Author’s Note: This review was originally published on March 10th, 2008. I remember waiting for class to start, so to kill time, I wrote this. Like other reviews of the time, this one features “witty” taglines to separate each section.
Looking back on it, I never had a reason to look forward to the release of LUNAR: Silver Star Story Complete. I never had a reason to get so ticked off every time Working Designs made another delay. I never had a reason to shell out an insane amount of money for buying the game as new. The game was not bad, but it was hyped up in a Chrono Cross-esque fashion. I enjoyed the game, yet it seemed as though I was forcing myself to finish it near the end. While it has been a few years since I last popped in this remade Sega CD title, I remember the game well and feel it is time to give readers some input.
This story begins in the quiet town of Burg. Alex, a scrappy young man with big dreams wishes to be just like his hero, the legendary Dyne. One day, while Alex and his talking, flying cat Nall are staring at Dyne’s shrine, Alex’s best friend Ramus arrives with big news. Apparently, the warm spring weather has caused the snow to melt in nearby cave that holds endless treasure. Alex, Ramus, Nall, and the love of Alex’s life, Luna decide to go to the cave. Will this little trip be the one that begins Alex’s grand adventure?
The story is so predictable, you will probably be able to figure out what is going to happen hours before it actually does. I did not mind this, especially considering this is a remade game that has a few updates, but the same story. Perhaps during the age of the Sega CD, LUNAR was an epic tale. Regardless, the story is not entirely exciting. However, one thing that was updated for this game was character development. Alex and his friends have a crap-load of stuff to say. The same can be said for all of the NPCs you encounter. Every time a new story event happens, the entire cast of townsfolk from all over the world will change what they say. By talking to them more than once, you will learn so many things about anyone and everyone in the world of LUNAR. At times, I often felt overwhelmed because I had to see what everyone had to say! It is not required that you go back and speak to everyone, although doing so at times will net you items. A dry story is saved by awesome character development.
Crack that Whip!
I have to say, walking around towns with your entire party following you close by makes for one awesome game of crack the whip. That aside, you can do very basic things in the towns. Each town has a statue of the worshiped goddess, Althena. Examining this will fully restore your HP and MP. Who needs an inn when you can just look at a statue? Besides the aforementioned townsfolk, there are shops that allow you to pick up items and equipment. Other than that, walking around towns is nothing exciting. Go to place A, talk to person B, and get item C to advance the story and move right along.
Swing that Sword!
In a dungeon, enemies will appear on screen. This means that there are no random battles. When an enemy spots you, it will give chase, but Alex is a swift walker and you can easily get away from most enemies. When you do decide to fight, you are treated to a very basic battle system.

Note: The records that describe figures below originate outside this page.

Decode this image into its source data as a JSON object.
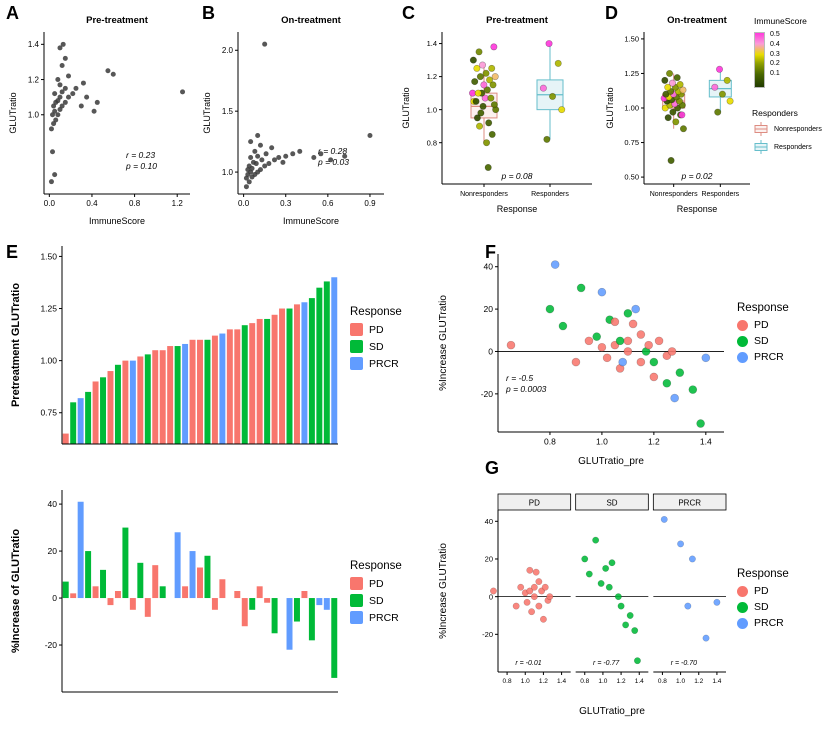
{
  "panel_labels": {
    "a": "A",
    "b": "B",
    "c": "C",
    "d": "D",
    "e": "E",
    "f": "F",
    "g": "G"
  },
  "colors": {
    "PD": "#F8766D",
    "SD": "#00BA38",
    "PRCR": "#619CFF",
    "point": "#3A3A3A",
    "nonresponders_stroke": "#DD8C82",
    "nonresponders_fill": "#FCF1EF",
    "responders_stroke": "#66BECB",
    "responders_fill": "#E6F4F7",
    "axis": "#000000"
  },
  "immune_gradient": {
    "stops": [
      [
        0,
        "#203A00"
      ],
      [
        0.12,
        "#4A6800"
      ],
      [
        0.22,
        "#8FA000"
      ],
      [
        0.3,
        "#E8DC00"
      ],
      [
        0.4,
        "#FB9BD8"
      ],
      [
        0.5,
        "#FF3BDC"
      ]
    ]
  },
  "legends": {
    "immunescore": {
      "title": "ImmuneScore",
      "ticks": [
        "0.5",
        "0.4",
        "0.3",
        "0.2",
        "0.1"
      ]
    },
    "responders": {
      "title": "Responders",
      "items": [
        "Nonresponders",
        "Responders"
      ]
    },
    "response_e1": {
      "title": "Response",
      "items": [
        "PD",
        "SD",
        "PRCR"
      ]
    },
    "response_e2": {
      "title": "Response",
      "items": [
        "PD",
        "SD",
        "PRCR"
      ]
    },
    "response_f": {
      "title": "Response",
      "items": [
        "PD",
        "SD",
        "PRCR"
      ]
    },
    "response_g": {
      "title": "Response",
      "items": [
        "PD",
        "SD",
        "PRCR"
      ]
    }
  },
  "chart_data": {
    "A": {
      "type": "scatter",
      "title": "Pre-treatment",
      "xlabel": "ImmuneScore",
      "ylabel": "GLUTratio",
      "xlim": [
        -0.05,
        1.32
      ],
      "ylim": [
        0.55,
        1.47
      ],
      "xticks": [
        0,
        0.4,
        0.8,
        1.2
      ],
      "xtick_labels": [
        "0.0",
        "0.4",
        "0.8",
        "1.2"
      ],
      "yticks": [
        1.0,
        1.2,
        1.4
      ],
      "ytick_labels": [
        "1.0",
        "1.2",
        "1.4"
      ],
      "annotation": [
        "r = 0.23",
        "p = 0.10"
      ],
      "points": [
        [
          0.02,
          0.62
        ],
        [
          0.05,
          0.66
        ],
        [
          0.03,
          0.79
        ],
        [
          0.02,
          0.92
        ],
        [
          0.04,
          0.95
        ],
        [
          0.06,
          0.97
        ],
        [
          0.03,
          1.0
        ],
        [
          0.08,
          1.0
        ],
        [
          0.05,
          1.02
        ],
        [
          0.1,
          1.03
        ],
        [
          0.04,
          1.05
        ],
        [
          0.12,
          1.05
        ],
        [
          0.06,
          1.07
        ],
        [
          0.15,
          1.07
        ],
        [
          0.08,
          1.08
        ],
        [
          0.1,
          1.1
        ],
        [
          0.18,
          1.1
        ],
        [
          0.05,
          1.12
        ],
        [
          0.22,
          1.12
        ],
        [
          0.12,
          1.13
        ],
        [
          0.3,
          1.05
        ],
        [
          0.35,
          1.1
        ],
        [
          0.42,
          1.02
        ],
        [
          0.45,
          1.07
        ],
        [
          0.15,
          1.15
        ],
        [
          0.25,
          1.15
        ],
        [
          0.1,
          1.17
        ],
        [
          0.32,
          1.18
        ],
        [
          0.08,
          1.2
        ],
        [
          0.18,
          1.22
        ],
        [
          0.55,
          1.25
        ],
        [
          0.6,
          1.23
        ],
        [
          0.12,
          1.28
        ],
        [
          0.15,
          1.32
        ],
        [
          0.1,
          1.38
        ],
        [
          0.13,
          1.4
        ],
        [
          1.25,
          1.13
        ]
      ]
    },
    "B": {
      "type": "scatter",
      "title": "On-treatment",
      "xlabel": "ImmuneScore",
      "ylabel": "GLUTratio",
      "xlim": [
        -0.04,
        1.0
      ],
      "ylim": [
        0.82,
        2.15
      ],
      "xticks": [
        0,
        0.3,
        0.6,
        0.9
      ],
      "xtick_labels": [
        "0.0",
        "0.3",
        "0.6",
        "0.9"
      ],
      "yticks": [
        1.0,
        1.5,
        2.0
      ],
      "ytick_labels": [
        "1.0",
        "1.5",
        "2.0"
      ],
      "annotation": [
        "r = 0.28",
        "p = 0.03"
      ],
      "points": [
        [
          0.02,
          0.88
        ],
        [
          0.04,
          0.92
        ],
        [
          0.02,
          0.95
        ],
        [
          0.06,
          0.96
        ],
        [
          0.03,
          0.98
        ],
        [
          0.08,
          0.98
        ],
        [
          0.05,
          1.0
        ],
        [
          0.1,
          1.0
        ],
        [
          0.03,
          1.02
        ],
        [
          0.12,
          1.02
        ],
        [
          0.06,
          1.03
        ],
        [
          0.15,
          1.05
        ],
        [
          0.04,
          1.05
        ],
        [
          0.09,
          1.07
        ],
        [
          0.18,
          1.07
        ],
        [
          0.07,
          1.08
        ],
        [
          0.13,
          1.1
        ],
        [
          0.22,
          1.1
        ],
        [
          0.05,
          1.12
        ],
        [
          0.25,
          1.12
        ],
        [
          0.1,
          1.13
        ],
        [
          0.3,
          1.13
        ],
        [
          0.16,
          1.15
        ],
        [
          0.35,
          1.15
        ],
        [
          0.08,
          1.17
        ],
        [
          0.4,
          1.17
        ],
        [
          0.2,
          1.2
        ],
        [
          0.12,
          1.22
        ],
        [
          0.05,
          1.25
        ],
        [
          0.1,
          1.3
        ],
        [
          0.5,
          1.12
        ],
        [
          0.55,
          1.15
        ],
        [
          0.62,
          1.1
        ],
        [
          0.72,
          1.13
        ],
        [
          0.9,
          1.3
        ],
        [
          0.15,
          2.05
        ],
        [
          0.28,
          1.08
        ]
      ]
    },
    "C": {
      "type": "box-jitter",
      "title": "Pre-treatment",
      "xlabel": "Response",
      "ylabel": "GLUTratio",
      "ylim": [
        0.55,
        1.47
      ],
      "yticks": [
        0.8,
        1.0,
        1.2,
        1.4
      ],
      "ytick_labels": [
        "0.8",
        "1.0",
        "1.2",
        "1.4"
      ],
      "categories": [
        "Nonresponders",
        "Responders"
      ],
      "p_label": "p = 0.08",
      "boxes": [
        [
          0.8,
          0.95,
          1.02,
          1.1,
          1.27
        ],
        [
          0.82,
          1.0,
          1.09,
          1.18,
          1.4
        ]
      ],
      "points_nonresponders": [
        [
          0.98,
          0.1
        ],
        [
          1.0,
          0.15
        ],
        [
          0.8,
          0.2
        ],
        [
          0.95,
          0.05
        ],
        [
          0.85,
          0.12
        ],
        [
          1.02,
          0.08
        ],
        [
          1.05,
          0.3
        ],
        [
          0.92,
          0.1
        ],
        [
          0.9,
          0.25
        ],
        [
          1.03,
          0.15
        ],
        [
          1.07,
          0.45
        ],
        [
          1.05,
          0.05
        ],
        [
          1.07,
          0.2
        ],
        [
          1.1,
          0.1
        ],
        [
          1.1,
          0.5
        ],
        [
          1.12,
          0.15
        ],
        [
          1.1,
          0.3
        ],
        [
          1.15,
          0.2
        ],
        [
          1.15,
          0.45
        ],
        [
          1.17,
          0.1
        ],
        [
          1.18,
          0.25
        ],
        [
          1.2,
          0.15
        ],
        [
          1.2,
          0.35
        ],
        [
          1.22,
          0.2
        ],
        [
          1.25,
          0.3
        ],
        [
          1.25,
          0.25
        ],
        [
          1.27,
          0.4
        ],
        [
          1.3,
          0.05
        ],
        [
          0.65,
          0.12
        ],
        [
          1.35,
          0.18
        ],
        [
          1.38,
          0.5
        ]
      ],
      "points_responders": [
        [
          0.82,
          0.15
        ],
        [
          1.0,
          0.3
        ],
        [
          1.08,
          0.2
        ],
        [
          1.13,
          0.45
        ],
        [
          1.28,
          0.25
        ],
        [
          1.4,
          0.5
        ]
      ]
    },
    "D": {
      "type": "box-jitter",
      "title": "On-treatment",
      "xlabel": "Response",
      "ylabel": "GLUTratio",
      "ylim": [
        0.45,
        1.55
      ],
      "yticks": [
        0.5,
        0.75,
        1.0,
        1.25,
        1.5
      ],
      "ytick_labels": [
        "0.50",
        "0.75",
        "1.00",
        "1.25",
        "1.50"
      ],
      "categories": [
        "Nonresponders",
        "Responders"
      ],
      "p_label": "p = 0.02",
      "boxes": [
        [
          0.85,
          1.0,
          1.05,
          1.1,
          1.25
        ],
        [
          0.97,
          1.08,
          1.14,
          1.2,
          1.28
        ]
      ],
      "points_nonresponders": [
        [
          0.62,
          0.1
        ],
        [
          0.85,
          0.15
        ],
        [
          0.9,
          0.2
        ],
        [
          0.93,
          0.05
        ],
        [
          0.95,
          0.12
        ],
        [
          0.97,
          0.08
        ],
        [
          1.0,
          0.3
        ],
        [
          1.0,
          0.1
        ],
        [
          1.02,
          0.25
        ],
        [
          1.02,
          0.15
        ],
        [
          1.03,
          0.45
        ],
        [
          1.05,
          0.05
        ],
        [
          1.05,
          0.2
        ],
        [
          1.06,
          0.1
        ],
        [
          1.07,
          0.5
        ],
        [
          1.08,
          0.15
        ],
        [
          1.08,
          0.3
        ],
        [
          1.1,
          0.2
        ],
        [
          1.1,
          0.45
        ],
        [
          1.1,
          0.1
        ],
        [
          1.12,
          0.25
        ],
        [
          1.12,
          0.15
        ],
        [
          1.13,
          0.35
        ],
        [
          1.15,
          0.2
        ],
        [
          1.15,
          0.3
        ],
        [
          1.17,
          0.25
        ],
        [
          1.18,
          0.4
        ],
        [
          1.2,
          0.05
        ],
        [
          1.22,
          0.12
        ],
        [
          1.25,
          0.18
        ],
        [
          0.95,
          0.5
        ]
      ],
      "points_responders": [
        [
          0.97,
          0.15
        ],
        [
          1.05,
          0.3
        ],
        [
          1.1,
          0.2
        ],
        [
          1.15,
          0.45
        ],
        [
          1.2,
          0.25
        ],
        [
          1.28,
          0.5
        ]
      ]
    },
    "E1": {
      "type": "bar",
      "ylabel": "Pretreatment GLUTratio",
      "sort": "ascending",
      "ylim": [
        0.6,
        1.55
      ],
      "yticks": [
        0.75,
        1.0,
        1.25,
        1.5
      ],
      "ytick_labels": [
        "0.75",
        "1.00",
        "1.25",
        "1.50"
      ]
    },
    "E2": {
      "type": "bar",
      "ylabel": "%Increase of GLUTratio",
      "base": "zero",
      "ylim": [
        -40,
        46
      ],
      "yticks": [
        -20,
        0,
        20,
        40
      ],
      "ytick_labels": [
        "-20",
        "0",
        "20",
        "40"
      ]
    },
    "F": {
      "type": "scatter",
      "xlabel": "GLUTratio_pre",
      "ylabel": "%Increase GLUTratio",
      "hline": 0,
      "xlim": [
        0.6,
        1.47
      ],
      "xticks": [
        0.8,
        1.0,
        1.2,
        1.4
      ],
      "xtick_labels": [
        "0.8",
        "1.0",
        "1.2",
        "1.4"
      ],
      "ylim": [
        -38,
        46
      ],
      "yticks": [
        -20,
        0,
        20,
        40
      ],
      "ytick_labels": [
        "-20",
        "0",
        "20",
        "40"
      ],
      "annotation": [
        "r = -0.5",
        "p = 0.0003"
      ]
    },
    "G": {
      "type": "facet-scatter",
      "xlabel": "GLUTratio_pre",
      "ylabel": "%Increase GLUTratio",
      "hline": 0,
      "facets": [
        "PD",
        "SD",
        "PRCR"
      ],
      "r_labels": [
        "r = -0.01",
        "r = -0.77",
        "r = -0.70"
      ],
      "xlim": [
        0.7,
        1.5
      ],
      "xticks": [
        0.8,
        1.0,
        1.2,
        1.4
      ],
      "xtick_labels": [
        "0.8",
        "1.0",
        "1.2",
        "1.4"
      ],
      "ylim": [
        -40,
        46
      ],
      "yticks": [
        -20,
        0,
        20,
        40
      ],
      "ytick_labels": [
        "-20",
        "0",
        "20",
        "40"
      ]
    },
    "subjects": {
      "columns": [
        "glut_ratio_pre",
        "pct_increase_glut_ratio",
        "response"
      ],
      "rows": [
        [
          0.98,
          7,
          "SD"
        ],
        [
          1.0,
          2,
          "PD"
        ],
        [
          0.82,
          41,
          "PRCR"
        ],
        [
          0.8,
          20,
          "SD"
        ],
        [
          0.95,
          5,
          "PD"
        ],
        [
          0.85,
          12,
          "SD"
        ],
        [
          1.02,
          -3,
          "PD"
        ],
        [
          1.05,
          3,
          "PD"
        ],
        [
          0.92,
          30,
          "SD"
        ],
        [
          0.9,
          -5,
          "PD"
        ],
        [
          1.03,
          15,
          "SD"
        ],
        [
          1.07,
          -8,
          "PD"
        ],
        [
          1.05,
          14,
          "PD"
        ],
        [
          1.07,
          5,
          "SD"
        ],
        [
          1.1,
          0,
          "PD"
        ],
        [
          1.0,
          28,
          "PRCR"
        ],
        [
          1.1,
          5,
          "PD"
        ],
        [
          1.13,
          20,
          "PRCR"
        ],
        [
          1.12,
          13,
          "PD"
        ],
        [
          1.1,
          18,
          "SD"
        ],
        [
          1.15,
          -5,
          "PD"
        ],
        [
          1.15,
          8,
          "PD"
        ],
        [
          1.17,
          0,
          "SD"
        ],
        [
          1.18,
          3,
          "PD"
        ],
        [
          1.2,
          -12,
          "PD"
        ],
        [
          1.2,
          -5,
          "SD"
        ],
        [
          1.22,
          5,
          "PD"
        ],
        [
          1.25,
          -2,
          "PD"
        ],
        [
          1.25,
          -15,
          "SD"
        ],
        [
          1.27,
          0,
          "PD"
        ],
        [
          1.28,
          -22,
          "PRCR"
        ],
        [
          1.3,
          -10,
          "SD"
        ],
        [
          0.65,
          3,
          "PD"
        ],
        [
          1.35,
          -18,
          "SD"
        ],
        [
          1.4,
          -3,
          "PRCR"
        ],
        [
          1.08,
          -5,
          "PRCR"
        ],
        [
          1.38,
          -34,
          "SD"
        ]
      ]
    }
  }
}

Each of your party members can attack, use a special magic attack or spell only accessible to them, use items, or defend. Nash is able to attack from afar with his bow and arrow, whereas the rest of the team has short-ranged weapons. When you do decide to attack, the distance between you and an enemy comes into play. Each character has a certain amount of range, and if your target is too far away your character will waste a turn. This little annoyance hardly happened to me, but it did cause trouble when it did happen. Designated fighters like Alex and Kyle can attack more than once when their level reaches a certain point. This bonus is a life-saver in certain situations. Jessica acts as your healer of the group, but she also packs a punch. Finally, Mia has a plethora of attack and support magic. Each character has little room for usage outside of their designated roles. This may upset those looking for customization.

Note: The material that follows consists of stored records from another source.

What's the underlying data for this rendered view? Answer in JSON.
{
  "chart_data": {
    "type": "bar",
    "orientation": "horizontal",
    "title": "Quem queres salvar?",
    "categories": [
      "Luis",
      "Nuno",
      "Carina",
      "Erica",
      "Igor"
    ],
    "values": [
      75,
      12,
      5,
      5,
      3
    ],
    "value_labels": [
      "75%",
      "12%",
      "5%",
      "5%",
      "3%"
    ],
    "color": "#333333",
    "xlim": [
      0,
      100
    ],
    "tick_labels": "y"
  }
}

Battles can range from very easy to very difficult. Near the end of the game, monsters have too much energy. Sure, you could use your most powerful attacks, but that would cause you to waste your magic powers for an upcoming boss battle. Boss battles in this game take an interesting turn. Each boss has a base number for their statistics. Then, the game will take Alex’s level and multiply each base by that number. This will be the level of the foe you face. Like the random battles, the boss fights can be very easy or very difficult. Unfortunately, all methods of taking down the foes are the same: boost your stats, attack, heal, and repeat until the monster is out of energy. Those looking for a game packed with strategy should look elsewhere.

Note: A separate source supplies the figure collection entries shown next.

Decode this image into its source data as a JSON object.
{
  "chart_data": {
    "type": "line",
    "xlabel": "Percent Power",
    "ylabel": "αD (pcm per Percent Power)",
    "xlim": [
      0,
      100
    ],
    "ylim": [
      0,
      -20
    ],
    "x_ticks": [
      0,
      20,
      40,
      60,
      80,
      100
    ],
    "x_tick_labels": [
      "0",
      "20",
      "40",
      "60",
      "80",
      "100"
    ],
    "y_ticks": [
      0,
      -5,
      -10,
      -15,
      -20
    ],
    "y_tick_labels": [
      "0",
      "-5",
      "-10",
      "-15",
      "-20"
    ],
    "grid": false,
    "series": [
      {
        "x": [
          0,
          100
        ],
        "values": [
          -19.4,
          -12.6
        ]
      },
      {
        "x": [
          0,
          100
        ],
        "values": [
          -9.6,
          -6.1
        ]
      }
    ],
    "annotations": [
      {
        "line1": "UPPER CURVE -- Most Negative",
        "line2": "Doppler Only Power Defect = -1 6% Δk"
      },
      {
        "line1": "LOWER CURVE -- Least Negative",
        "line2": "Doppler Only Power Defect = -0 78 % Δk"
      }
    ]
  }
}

New to the Playstation remake of LUNAR is nearly an hour of awesome anime sequences that help advance the story. These were beautifully done. The character sprites may leave a bit to be desired due to them being 2D and lacking any body language, but they get the job done. In battle, spells and skills shine as you face off against foes ranging from a boring slime to a living statue. In the end, the graphics do their job.
A Song to Sing.
One of the themes that revolve around the main LUNAR plot is that of music. Thus, the music for the game should be exceptional. For the most part it is, but the town music and battle music could use a bit of spice. The music that plays during the movies was done very well. Another interesting thing to mention is that much of the game is fully-voiced. The acting for some of the characters could use some work, but the rest of them do a fine job of giving the characters more flavor. For the most part, the music does the job.
What a Package!
If you are able to find the game brand new, you will get some extras. Besides the game, you will get the “Making of Lunar” CD. This interesting disc contains interviews and extras for your viewing pleasure, and the arduous task of working for Working Designs. You will also get a soundtrack to the game, but the bad thing about this is that the WD studio tampered with the songs. They start off as they do in the game, but at the end they were remixed, revamped, and reworked to sound terrible. Finally, the instruction manual comes in a leather bound cover and is full of interviews and glossy pages.
A One Time Ride.
The remade LUNAR lasted me about 30 to 40 hours. There are a few extra things to do, but that will hardly add to the final play time. I recommend LUNAR to those who enjoy their old school games. Back when I played it, I was the kind of guy who enjoyed games like LUNAR; games that are basic, have a basic story, have a basic battle system, and are basic graphically and musically. Nowadays, a game of this nature would put me to sleep. There is no customization, and hardly any reason to replay the game a second time. Working Designs hyped up this game more than it was worth. Sure, the game had some shining moments, but it was not the fabulous package that Working Designs claimed. This is especially true considering the countless delays. This, along with future games (and reviews) was what led to the company’s ultimate demise.